En Europe, Mistral AI a indiqué viser 200 mégawatts de capacité d’ici fin 2027, avec l’ambition d’atteindre un gigawatt à l’horizon 2030. Les ordres de grandeur restent loin des dix gigawatts évoqués côté Anthropic, mais la logique est la même : il ne suffit plus d’avoir un bon modèle, il faut aussi garantir l’accès aux ressources.
Le débat “les Américains ont les moyens, les Européens ont l’efficience” évolue. Tout le monde finit par se heurter au même mur, celui des contraintes industrielles.
Et ce mur a un compteur électrique.
De la guerre des modèles à la guerre énergétique
Anthropic n’est pas seule à comprendre que le compute est le nouveau pétrole.
Le secteur entier se réorganise autour de la capacité de calcul et de l’énergie :
- OpenAI multiplie les initiatives autour de Stargate pour sécuriser des volumes massifs
- xAI accélère l’expansion de Colossus pour accompagner le développement de Grok
- Meta prévoit d’investir plusieurs centaines de milliards de dollars dans l’infrastructure IA
Ce n’est plus seulement une compétition de produits. C’est une compétition d’accès à la puissance, à la fabrication et aux réseaux.
On pourrait résumer cette nouvelle phase par une phrase simple : les meilleurs modèles ne gagnent pas toujours, ceux qui peuvent les faire tourner gagnent.
L’IA entre dans son âge industriel, et ça change votre stratégie produit
Ce virage a des implications très concrètes, même si vous n’êtes pas en train de signer des accords de plusieurs gigawatts.

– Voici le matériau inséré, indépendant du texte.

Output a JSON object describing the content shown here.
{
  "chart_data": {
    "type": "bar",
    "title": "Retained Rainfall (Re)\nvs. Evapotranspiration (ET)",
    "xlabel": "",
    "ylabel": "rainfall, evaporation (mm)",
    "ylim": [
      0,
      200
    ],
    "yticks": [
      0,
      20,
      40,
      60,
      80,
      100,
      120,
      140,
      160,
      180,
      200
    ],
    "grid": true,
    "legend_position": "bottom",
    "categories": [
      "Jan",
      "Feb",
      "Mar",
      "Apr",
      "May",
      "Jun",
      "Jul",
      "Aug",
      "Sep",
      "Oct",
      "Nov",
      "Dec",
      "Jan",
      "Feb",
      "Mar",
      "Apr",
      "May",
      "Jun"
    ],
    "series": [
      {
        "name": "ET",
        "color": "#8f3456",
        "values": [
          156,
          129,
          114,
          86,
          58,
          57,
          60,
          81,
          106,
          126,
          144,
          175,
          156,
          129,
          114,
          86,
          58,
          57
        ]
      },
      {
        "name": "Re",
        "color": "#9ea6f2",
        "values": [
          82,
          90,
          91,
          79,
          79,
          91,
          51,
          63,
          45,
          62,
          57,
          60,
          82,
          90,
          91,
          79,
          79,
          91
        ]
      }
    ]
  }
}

1) Le coût du compute devient une variable stratégique
Si l’accès à la puissance devient rare, alors son prix devient un levier de compétitivité. Les entreprises qui sauront optimiser, mutualiser, choisir les bons fournisseurs ou adapter leurs modèles auront un avantage.
2) Les partenariats infrastructure vont compter autant que les features
On va voir de plus en plus d’alliances entre labs, clouds, fabricants de puces, producteurs d’énergie, opérateurs de data centers. Dans certains cas, une roadmap produit dépendra davantage d’un contrat supply chain que d’un sprint de dev.
3) La souveraineté et la localisation redeviennent des sujets chauds
Quand le compute est une ressource critique, sa localisation et son contrôle deviennent politiques. En Europe, cette dynamique peut accélérer les projets d’infrastructures locales et les discussions autour d’une “pile” IA plus autonome.
4) L’automatisation va s’étendre, mais pas gratuitement
Oui, l’IA va continuer à s’inviter partout. Mais les coûts énergétiques et matériels vont peser. Les entreprises devront arbitrer : quoi automatiser, à quel niveau de qualité, avec quelle latence, et à quel prix.
Pour orchestrer des workflows et connecter des services sans réinventer la roue, des plateformes d’automatisation peuvent aider à rationaliser ce qu’on envoie réellement aux modèles et quand. Si vous testez ce type d’approche, vous pouvez jeter un œil à Make via ce lien : https://www.make.com/en/register?pc=laurentwiart
Ce qu’il faut retenir (sans sortir la calculette)
Anthropic vient de mettre des chiffres géants sur une réalité simple : l’IA n’est plus un sport purement logiciel. Elle devient une industrie lourde qui se joue sur trois fronts en même temps :
- la qualité des modèles
- l’accès aux puces et à la mémoire
- l’accès à l’énergie et aux data centers
Et quand une entreprise commence à parler en gigawatts, c’est qu’on a changé d’époque.
La prochaine fois que quelqu’un dira “c’est juste du software”, vous pourrez répondre calmement : oui, mais un software qui mange de l’électricité au petit-déjeuner.